Details
Willem de Kooning (1904-1997)
Woman
signed and inscribed 'SOUVENIR TO TROVA from de Kooning' (lower left)
graphite on paper
13 x 10 in. (33 x 25.4 cm.)
Drawn circa 1949.
Provenance
Ernest Trova, St. Louis, acquired directly from the artist, 1953
His sale; Christie’s, New York, 15 May 2003, lot 116
Acquired at the above sale by the present owner
Literature
U. Kultermann, Trova, New York, 1978, p. 17, no. 6 (illustrated as Untitled).
A. Kagan, Trova, St. Louis, 1987, p. 33, no. 6 (illustrated as Untitled).

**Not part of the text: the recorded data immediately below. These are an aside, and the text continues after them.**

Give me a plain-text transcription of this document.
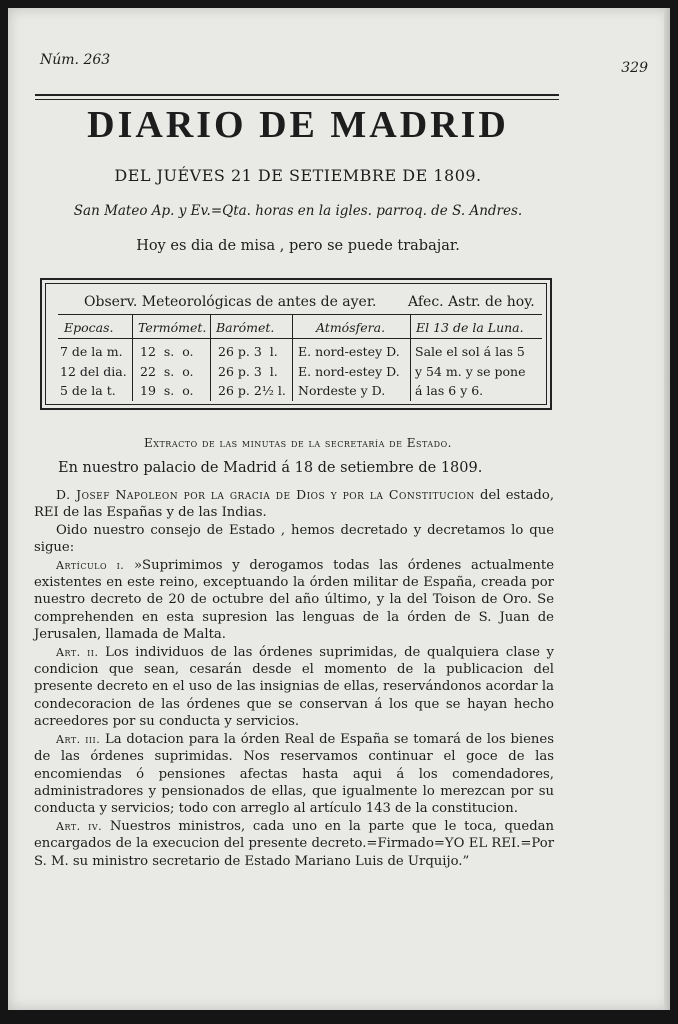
Núm. 263	329
DIARIO DE MADRID
DEL JUÉVES 21 DE SETIEMBRE DE 1809.
San Mateo Ap. y Ev.=Qta. horas en la igles. parroq. de S. Andres.
Hoy es dia de misa , pero se puede trabajar.
Observ. Meteorológicas de antes de ayer. Afec. Astr. de hoy.
Epocas. Termómet. Barómet.	Atmósfera. El 13 de la Luna.
7 de la m.
12 del dia.
5 de la t.
12  s.  o.
22  s.  o.
19  s.  o.
26 p. 3  l.
26 p. 3  l.
26 p. 2½ l.
E. nord-estey D.
E. nord-estey D.
Nordeste y D.
Sale el sol á las 5
y 54 m. y se pone
á las 6 y 6.
Extracto de las minutas de la secretaría de Estado.
En nuestro palacio de Madrid á 18 de setiembre de 1809.

D. Josef Napoleon por la gracia de Dios y por la Constitucion del estado, REI de las Españas y de las Indias.

Oido nuestro consejo de Estado , hemos decretado y decretamos lo que sigue:

Artículo i. »Suprimimos y derogamos todas las órdenes actualmente existentes en este reino, exceptuando la órden militar de España, creada por nuestro decreto de 20 de octubre del año último, y la del Toison de Oro. Se comprehenden en esta supresion las lenguas de la órden de S. Juan de Jerusalen, llamada de Malta.

Art. ii. Los individuos de las órdenes suprimidas, de qualquiera clase y condicion que sean, cesarán desde el momento de la publicacion del presente decreto en el uso de las insignias de ellas, reservándonos acordar la condecoracion de las órdenes que se conservan á los que se hayan hecho acreedores por su conducta y servicios.

Art. iii. La dotacion para la órden Real de España se tomará de los bienes de las órdenes suprimidas. Nos reservamos continuar el goce de las encomiendas ó pensiones afectas hasta aqui á los comendadores, administradores y pensionados de ellas, que igualmente lo merezcan por su conducta y servicios; todo con arreglo al artículo 143 de la constitucion.

Art. iv. Nuestros ministros, cada uno en la parte que le toca, quedan encargados de la execucion del presente decreto.=Firmado=YO EL REI.=Por S. M. su ministro secretario de Estado Mariano Luis de Urquijo.”
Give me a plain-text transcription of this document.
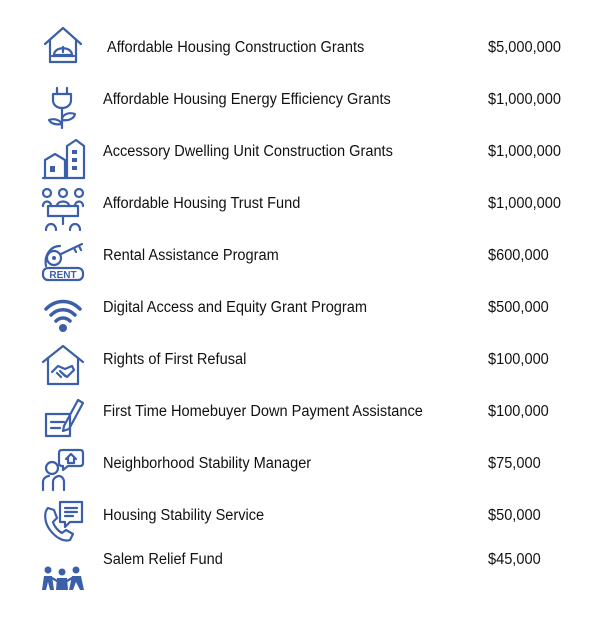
Affordable Housing Construction Grants	$5,000,000
Affordable Housing Energy Efficiency Grants	$1,000,000
Accessory Dwelling Unit Construction Grants	$1,000,000
Affordable Housing Trust Fund	$1,000,000
RENT
Rental Assistance Program	$600,000
Digital Access and Equity Grant Program	$500,000
Rights of First Refusal	$100,000
First Time Homebuyer Down Payment Assistance	$100,000
Neighborhood Stability Manager	$75,000
Housing Stability Service	$50,000
Salem Relief Fund	$45,000
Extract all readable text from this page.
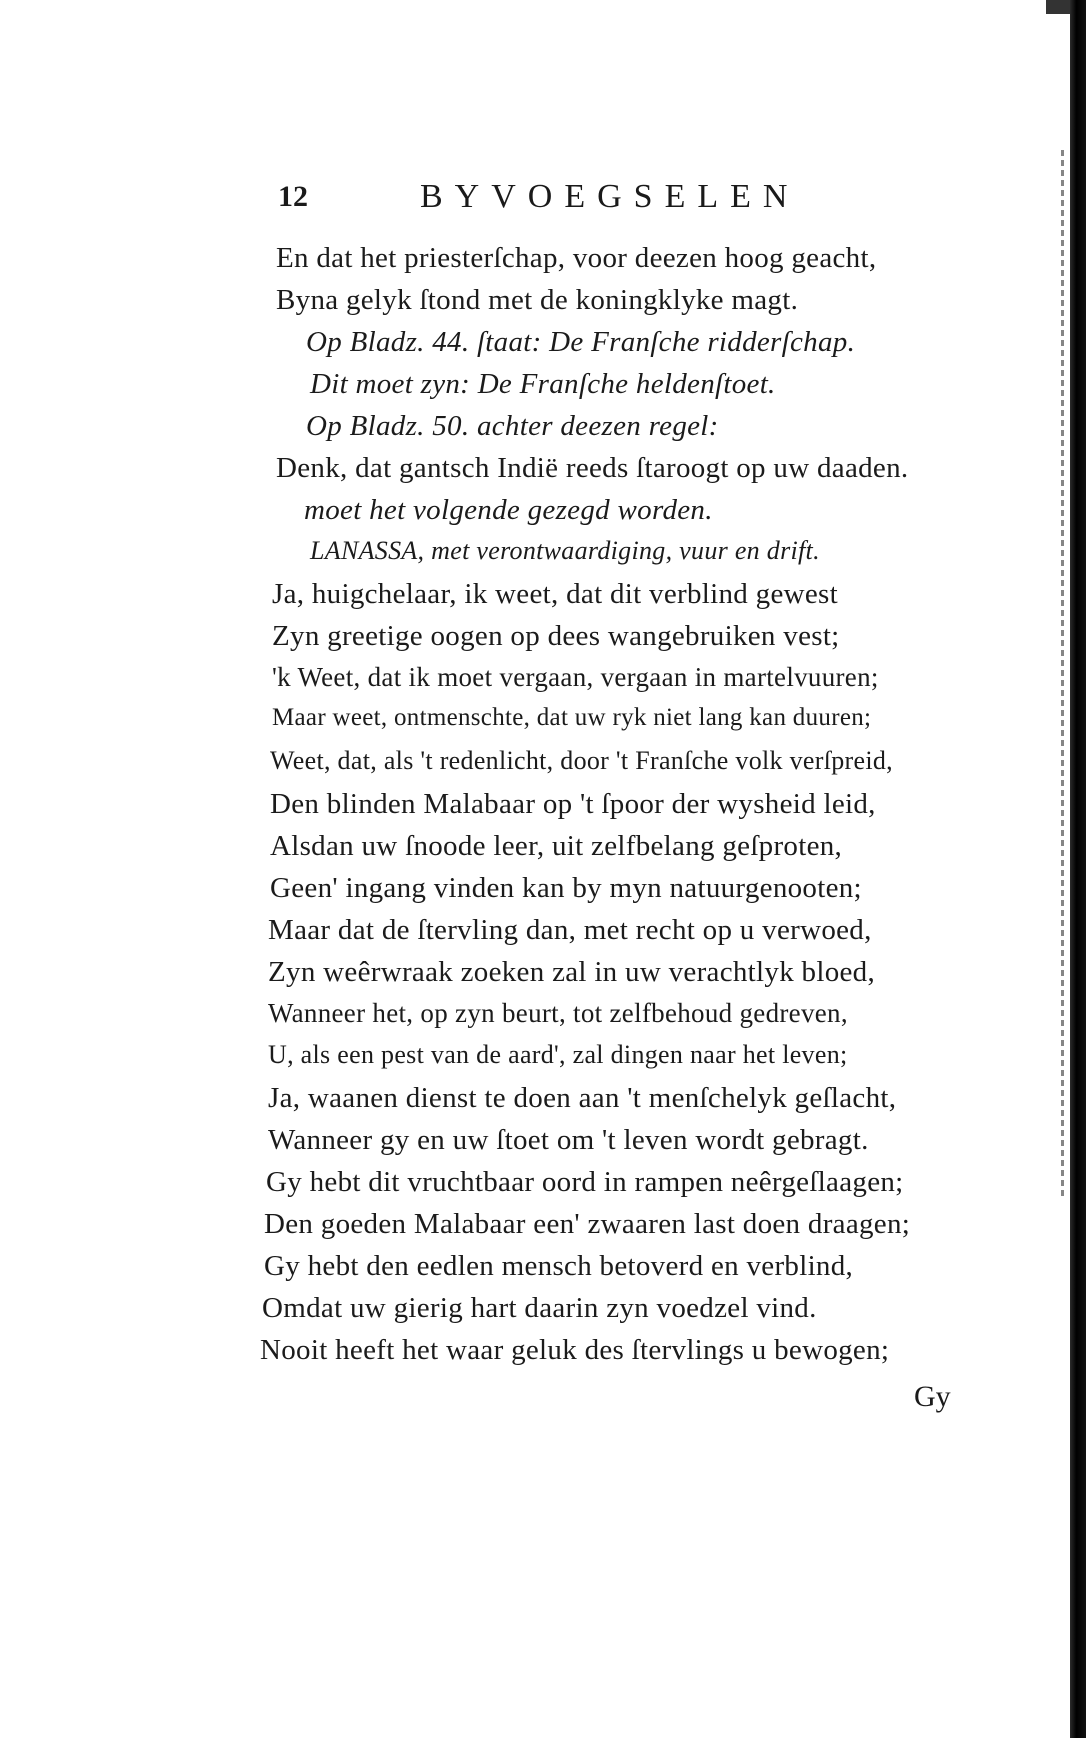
12	BYVOEGSELEN
En dat het priesterſchap, voor deezen hoog geacht,
Byna gelyk ſtond met de koningklyke magt.
Op Bladz. 44. ſtaat: De Franſche ridderſchap.
Dit moet zyn: De Franſche heldenſtoet.
Op Bladz. 50. achter deezen regel:
Denk, dat gantsch Indië reeds ſtaroogt op uw daaden.
moet het volgende gezegd worden.
LANASSA, met verontwaardiging, vuur en drift.
Ja, huigchelaar, ik weet, dat dit verblind gewest
Zyn greetige oogen op dees wangebruiken vest;
'k Weet, dat ik moet vergaan, vergaan in martelvuuren;
Maar weet, ontmenschte, dat uw ryk niet lang kan duuren;
Weet, dat, als 't redenlicht, door 't Franſche volk verſpreid,
Den blinden Malabaar op 't ſpoor der wysheid leid,
Alsdan uw ſnoode leer, uit zelfbelang geſproten,
Geen' ingang vinden kan by myn natuurgenooten;
Maar dat de ſtervling dan, met recht op u verwoed,
Zyn weêrwraak zoeken zal in uw verachtlyk bloed,
Wanneer het, op zyn beurt, tot zelfbehoud gedreven,
U, als een pest van de aard', zal dingen naar het leven;
Ja, waanen dienst te doen aan 't menſchelyk geſlacht,
Wanneer gy en uw ſtoet om 't leven wordt gebragt.
Gy hebt dit vruchtbaar oord in rampen neêrgeſlaagen;
Den goeden Malabaar een' zwaaren last doen draagen;
Gy hebt den eedlen mensch betoverd en verblind,
Omdat uw gierig hart daarin zyn voedzel vind.
Nooit heeft het waar geluk des ſtervlings u bewogen;
Gy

G. Cooperman, “The Man Who Made an Icon,” April 2009, St. Louis Magazine, St. Louis, p. 104.
Sale Room Notice
Please note this work has been requested for the upcoming Marino Marini exhibition at the Center for Italian Modern Art, New York from October 2018-June 2019.

Lot Essay

"[Painting women] did one thing for me: it eliminated composition, arrangement, relationships, light--all this silly talk about line, color and form--because that was the thing I wanted to get hold of...Painting the Woman is a thing in art that has been done over and over--the idol, Venus, the nude. The Woman became compulsive in the sense of not being able to get hold of it--it really is very funny to get stuck with a woman's knees, for instance. You say 'What the hell am I going to do with that now?' it's really ridiculous. A lot of people paint a figure because they feel it ought to be done, because since they're human beings themselves, they feel they ought to make another one, a substitute. I haven't got that interest at all. It became a problem of picture painting, because the very fact that it had words connected with it--'figure of a woman'--made it more precise." - Willem De Kooning in 'Content is a Glimpse', quoted in Willem De Kooning. The North Atlantic Light 1960-1983, Eindhoven 1983, pp. 77-79.